One by one, the bugs recovered and skittered toward her. She felt a profound sense of loss as she realized her sacrifice would be for nothing. 302 had enough force to shake the bridge and even break it from most of its foundations, but in the end it just hadn’t been enough.
She thrust the sticks forward and glared out at the bugs as smoke billowed out from the distressed machinery. Counting down, she looked on as three bugs in the lead leapt across the gap at her.
At the last moment, a huge fist of steel swung across her view as the arm of T-Rex sliced through the top of the bridge structure and smashed the bugs. 302 lurched forward at the sounds of snapping steel and cracking concrete. The addition of T-Rex’s punch tipped the scales in 302’s favor as the western half of the bridge pivoted away from its foundation.

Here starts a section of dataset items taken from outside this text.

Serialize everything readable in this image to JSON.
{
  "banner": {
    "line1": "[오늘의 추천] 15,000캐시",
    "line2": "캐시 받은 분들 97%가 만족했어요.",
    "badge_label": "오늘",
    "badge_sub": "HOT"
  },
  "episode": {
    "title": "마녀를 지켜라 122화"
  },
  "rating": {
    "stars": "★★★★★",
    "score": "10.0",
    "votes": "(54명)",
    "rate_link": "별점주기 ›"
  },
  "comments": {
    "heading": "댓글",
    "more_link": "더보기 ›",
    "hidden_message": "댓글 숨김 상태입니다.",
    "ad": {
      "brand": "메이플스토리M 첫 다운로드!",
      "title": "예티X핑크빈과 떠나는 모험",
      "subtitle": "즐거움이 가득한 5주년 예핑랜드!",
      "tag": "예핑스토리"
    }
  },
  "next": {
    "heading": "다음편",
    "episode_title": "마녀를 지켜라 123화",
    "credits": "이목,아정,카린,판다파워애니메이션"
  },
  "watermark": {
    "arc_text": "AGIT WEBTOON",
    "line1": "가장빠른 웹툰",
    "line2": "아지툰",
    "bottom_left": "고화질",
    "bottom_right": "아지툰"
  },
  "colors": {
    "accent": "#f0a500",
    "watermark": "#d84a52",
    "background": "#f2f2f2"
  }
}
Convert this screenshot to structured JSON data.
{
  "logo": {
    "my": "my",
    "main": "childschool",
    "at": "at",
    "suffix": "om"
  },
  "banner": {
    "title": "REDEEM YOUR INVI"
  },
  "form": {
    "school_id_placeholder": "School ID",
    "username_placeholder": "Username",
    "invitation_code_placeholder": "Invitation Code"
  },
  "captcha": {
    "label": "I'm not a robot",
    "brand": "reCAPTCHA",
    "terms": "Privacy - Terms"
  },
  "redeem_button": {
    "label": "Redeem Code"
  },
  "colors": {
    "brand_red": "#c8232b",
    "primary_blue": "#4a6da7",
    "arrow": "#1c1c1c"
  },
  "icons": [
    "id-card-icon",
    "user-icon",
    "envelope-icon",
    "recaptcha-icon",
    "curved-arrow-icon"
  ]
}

Clara cackled as the machine bumped across uneven terrain as she followed the end of the bridge, pushing it down into the fast-moving river. It wasn’t until she tried to arrest her forward momentum, satisfied the bridge was gone, that she recalled she was unable to reverse, or even fully stop.
For a moment, the machine simply sat in the water, too heavy to be bothered by the river’s current, slowly sinking into the mud. The tracks continued to pull her forward, however and she finally recognized her peril.
Jumping from her seat, she climbed onto the 302’s back as it sank forward into the river, suction and current threatening to pull her under. With strong strokes, she swam with the current and angled back to shore.
A few minutes later and half a kilometer downstream she pulled herself up onto the muddy bank.
“Dad?” she called over her comms, only to discover her earwig had been lost to the river.